Ainsi peut apparaître la réversibilité du droit, c’est-à-dire la possibilité de mobiliser sa force contre le pouvoir politique et de retourner la justice contre l’État. Qu’il s’agisse des droits civiques ou des droits des femmes, des campagnes antinucléaires ou environnementalistes ou bien encore de la lutte contre l’élevage intensif ou les OGM, on ne compte plus les causes où le droit est le lieu même du combat. Leurs avocats conjuguent désormais défense, devoir de conseil et engagement. À côté d’eux, se tient une magistrature syndicalement engagée et une presse capable de les entendre et de porter leur voix. Manœuvré par de tels acteurs, le droit devient le « bouclier » de la cause défendue et non plus « l’épée » du pouvoir. Le procès est une tribune, une occasion de montrer sa solidarité. Les micros qui se tendent à la sortie du prétoire permettent de contester bruyamment les décisions prises et d’en proposer d’autres. Ainsi, la société plaide, agit, se recompose dans des scènes d’explication collective qui permettent de revivifier le débat démocratique.

Désobéissance civile

photographie d'un participant à la marche des femmes
Participant à la marche des femmes du 21/01/17 à Washington (CC0 1.0) via Unsplash
L’engagement, en pénétrant la société démocratique, prend de plus en plus la forme de la désobéissance civile. En témoignent tous ceux qui viennent en aide aux immigrés clandestins ou aux enfants menacés d’expulsion au nom de la solidarité. Le Réseau éducation sans frontières (RESF), par exemple, appelle ses membres à se constituer « prisonniers volontaires » pour afficher leur solidarité. Peu importe les éventuelles poursuites judiciaires si tel est le prix à payer pour faire avancer leur idéal.

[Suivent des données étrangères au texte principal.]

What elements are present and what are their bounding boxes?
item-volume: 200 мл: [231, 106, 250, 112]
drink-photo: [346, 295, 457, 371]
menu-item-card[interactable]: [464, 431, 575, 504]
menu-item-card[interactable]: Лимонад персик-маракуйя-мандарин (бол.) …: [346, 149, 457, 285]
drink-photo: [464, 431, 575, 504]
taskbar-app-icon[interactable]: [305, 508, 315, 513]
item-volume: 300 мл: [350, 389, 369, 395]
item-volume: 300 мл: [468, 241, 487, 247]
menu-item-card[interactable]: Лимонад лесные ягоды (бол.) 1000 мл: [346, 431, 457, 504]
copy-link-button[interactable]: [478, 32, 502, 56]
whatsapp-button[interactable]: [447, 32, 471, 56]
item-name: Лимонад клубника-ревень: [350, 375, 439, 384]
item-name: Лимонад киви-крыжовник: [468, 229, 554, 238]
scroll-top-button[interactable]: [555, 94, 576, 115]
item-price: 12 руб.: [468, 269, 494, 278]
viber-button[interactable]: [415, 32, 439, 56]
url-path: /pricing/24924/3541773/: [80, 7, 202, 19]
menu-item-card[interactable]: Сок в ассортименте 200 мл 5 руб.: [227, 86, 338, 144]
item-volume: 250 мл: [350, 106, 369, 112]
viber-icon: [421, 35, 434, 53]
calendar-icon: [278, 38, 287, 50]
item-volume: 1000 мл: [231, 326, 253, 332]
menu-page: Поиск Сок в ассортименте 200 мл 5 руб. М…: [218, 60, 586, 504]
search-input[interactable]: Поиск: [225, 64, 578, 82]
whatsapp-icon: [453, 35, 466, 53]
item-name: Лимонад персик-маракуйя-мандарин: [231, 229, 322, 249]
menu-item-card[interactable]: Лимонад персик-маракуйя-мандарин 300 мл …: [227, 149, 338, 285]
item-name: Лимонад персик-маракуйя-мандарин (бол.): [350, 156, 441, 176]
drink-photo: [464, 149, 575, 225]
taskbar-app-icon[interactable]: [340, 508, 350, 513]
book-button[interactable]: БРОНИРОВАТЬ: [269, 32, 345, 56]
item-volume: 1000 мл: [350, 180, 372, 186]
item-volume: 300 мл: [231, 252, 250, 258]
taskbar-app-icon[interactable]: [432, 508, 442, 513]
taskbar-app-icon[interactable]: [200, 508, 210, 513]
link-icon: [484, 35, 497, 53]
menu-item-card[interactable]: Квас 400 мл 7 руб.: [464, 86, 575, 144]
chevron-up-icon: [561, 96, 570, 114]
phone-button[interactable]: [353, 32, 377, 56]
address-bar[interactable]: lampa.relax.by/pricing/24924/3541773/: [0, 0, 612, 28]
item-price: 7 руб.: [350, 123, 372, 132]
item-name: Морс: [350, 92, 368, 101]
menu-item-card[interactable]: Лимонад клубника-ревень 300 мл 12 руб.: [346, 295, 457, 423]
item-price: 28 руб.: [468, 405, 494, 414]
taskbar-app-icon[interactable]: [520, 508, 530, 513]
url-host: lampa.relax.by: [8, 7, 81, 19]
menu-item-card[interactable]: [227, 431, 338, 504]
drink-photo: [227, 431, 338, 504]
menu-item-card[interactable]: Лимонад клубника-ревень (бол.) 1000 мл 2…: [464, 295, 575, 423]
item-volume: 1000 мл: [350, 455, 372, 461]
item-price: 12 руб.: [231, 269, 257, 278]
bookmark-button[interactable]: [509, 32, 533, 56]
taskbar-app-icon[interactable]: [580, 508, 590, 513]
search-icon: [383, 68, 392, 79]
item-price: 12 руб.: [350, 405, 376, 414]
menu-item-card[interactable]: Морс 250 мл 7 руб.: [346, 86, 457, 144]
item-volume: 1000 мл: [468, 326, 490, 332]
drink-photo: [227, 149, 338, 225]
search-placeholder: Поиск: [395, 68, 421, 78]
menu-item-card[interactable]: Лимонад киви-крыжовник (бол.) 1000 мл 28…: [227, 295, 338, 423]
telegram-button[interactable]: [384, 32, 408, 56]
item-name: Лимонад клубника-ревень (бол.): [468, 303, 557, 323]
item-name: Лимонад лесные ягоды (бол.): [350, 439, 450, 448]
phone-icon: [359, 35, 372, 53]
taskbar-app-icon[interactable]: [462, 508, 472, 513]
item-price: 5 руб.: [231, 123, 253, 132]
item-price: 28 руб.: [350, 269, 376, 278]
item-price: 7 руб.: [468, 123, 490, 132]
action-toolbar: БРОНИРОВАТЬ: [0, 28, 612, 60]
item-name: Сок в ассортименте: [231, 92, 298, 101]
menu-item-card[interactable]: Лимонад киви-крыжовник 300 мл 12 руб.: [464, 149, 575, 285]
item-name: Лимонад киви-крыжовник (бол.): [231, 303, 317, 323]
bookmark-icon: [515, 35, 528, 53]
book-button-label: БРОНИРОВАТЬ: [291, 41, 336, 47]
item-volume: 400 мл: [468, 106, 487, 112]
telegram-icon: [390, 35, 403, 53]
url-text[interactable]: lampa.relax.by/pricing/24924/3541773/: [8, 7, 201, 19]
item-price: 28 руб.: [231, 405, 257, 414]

Quant aux lanceurs d’alerte, ils prennent le risque de révéler une information qu’ils détiennent sous le sceau du secret dès lors qu’ils y voient un scandale moral. Ce ne sont ni des dissidents ni des révoltés. Ils restent dans le système dont ils veulent rétablir l’intégrité. Ils transgressent la loi par respect pour les principes constitutionnels. Leur refus d’obéir cache une fidélité paradoxale à la loi, une loi éclairée mais interprétable. Au-delà, ils communiquent l’intensité de leurs convictions citoyennes à ceux susceptibles d’éteindre leur conscience morale. Leur combat – souvent chèrement payé – est mu par l’espérance de faire entendre leur aspiration à une nouvelle délibération politique.
Manière de dire que la démocratie est une construction fragile, faillible et sans cesse à réinventer.